Castigo físico ainda faz parte da rotina

Foto: Pexels.com

Uma pesquisa conduzida pelo Instituto Futuro é Infância Saudável, vinculado à Fundação José Luiz Setúbal, em parceria com a Quaest, revelou uma discrepância entre o que os brasileiros consideram ser a forma mais adequada de educar crianças e adolescentes e a maneira como parte da população efetivamente reage em situações de desobediência ou conflito.

Segundo o levantamento, 91% dos brasileiros acreditam que conversar com a criança e explicar o erro é a melhor forma de educar. Na prática, 93% afirmaram já ter adotado essa estratégia ao menos uma vez. Ao mesmo tempo, o estudo mostra que medidas mais severas ainda são comuns. Gritar com a criança foi admitido por 62% dos entrevistados, enquanto 49% disseram já ter dado tapas e 39% relataram ter ameaçado bater. O uso de objetos, como chinelos, foi citado por 27% dos participantes.

Além disso, 48% afirmaram já ter aplicado castigos que restringem momentos de lazer. Outros 22% disseram ter beliscado ou puxado a orelha de uma criança, e 18% reconheceram ter recorrido a xingamentos ou ofensas.

A pesquisa também investigou como os brasileiros reagiriam ao presenciar agressões contra crianças em espaços públicos. Entre os entrevistados, 32% disseram que não fariam nada por considerarem que se trata de um assunto particular. Outros 30% afirmaram que até gostariam de intervir, mas se sentiriam constrangidos. Já 21% responderam que conversariam diretamente com o responsável, enquanto 15% recorreriam a terceiros ou acionariam a polícia.

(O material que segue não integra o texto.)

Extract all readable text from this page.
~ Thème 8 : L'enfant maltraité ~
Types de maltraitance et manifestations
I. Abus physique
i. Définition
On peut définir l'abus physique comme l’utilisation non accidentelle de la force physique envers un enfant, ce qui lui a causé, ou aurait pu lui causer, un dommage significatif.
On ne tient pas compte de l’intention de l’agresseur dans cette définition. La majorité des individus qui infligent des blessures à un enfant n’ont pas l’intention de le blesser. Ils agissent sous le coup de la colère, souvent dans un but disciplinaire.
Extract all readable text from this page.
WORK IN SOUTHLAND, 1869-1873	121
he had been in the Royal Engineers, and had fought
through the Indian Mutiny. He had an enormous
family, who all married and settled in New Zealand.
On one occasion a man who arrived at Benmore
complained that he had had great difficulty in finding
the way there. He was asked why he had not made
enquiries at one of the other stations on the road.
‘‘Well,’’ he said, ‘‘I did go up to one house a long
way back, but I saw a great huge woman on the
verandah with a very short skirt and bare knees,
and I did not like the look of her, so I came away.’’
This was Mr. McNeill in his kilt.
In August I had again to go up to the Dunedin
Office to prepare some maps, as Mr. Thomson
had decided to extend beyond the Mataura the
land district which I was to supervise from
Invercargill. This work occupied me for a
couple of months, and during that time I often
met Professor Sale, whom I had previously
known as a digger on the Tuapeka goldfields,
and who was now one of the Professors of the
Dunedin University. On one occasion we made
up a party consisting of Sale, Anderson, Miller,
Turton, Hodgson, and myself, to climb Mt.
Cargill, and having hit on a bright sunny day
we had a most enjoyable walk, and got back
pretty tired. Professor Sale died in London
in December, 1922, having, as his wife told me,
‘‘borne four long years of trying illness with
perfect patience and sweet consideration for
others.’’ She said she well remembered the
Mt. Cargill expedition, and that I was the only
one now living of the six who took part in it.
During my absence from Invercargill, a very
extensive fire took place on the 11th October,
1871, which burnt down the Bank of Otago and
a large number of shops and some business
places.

Para a psicóloga educacional Carla Silva, a permanência dos castigos físicos está ligada a padrões culturais transmitidos entre gerações. “Muitos adultos reproduzem a forma como foram educados, acreditando que a punição física ensina respeito. No entanto, a ciência mostra que bater pode gerar medo e obediência momentânea, mas não favorece a compreensão do erro nem o desenvolvimento do autocontrole”.

Segundo a especialista, a violência pode comprometer o vínculo entre pais e filhos e aumentar a probabilidade de problemas emocionais e comportamentais. “Quando a criança aprende pelo medo, ela deixa de desenvolver habilidades, como resolver conflitos, reconhecer emoções e assumir responsabilidades por suas atitudes”.

Ela ressalta que momentos de desobediência fazem parte do desenvolvimento infantil e precisam ser compreendidos como oportunidades de aprendizagem. “A criança ainda está formando sua capacidade de controlar impulsos e entender limites. Por isso, uma reação agressiva do adulto pode transmitir a mensagem de que a força é uma forma aceitável de resolver conflitos”.

A pedagoga Beatriz Lima destaca que estabelecer limites continua sendo essencial, mas isso não significa recorrer à agressão. “Educar com firmeza é diferente de educar com violência. Os responsáveis precisam definir regras claras, coerentes e adequadas à idade da criança, explicando as consequências de cada comportamento”.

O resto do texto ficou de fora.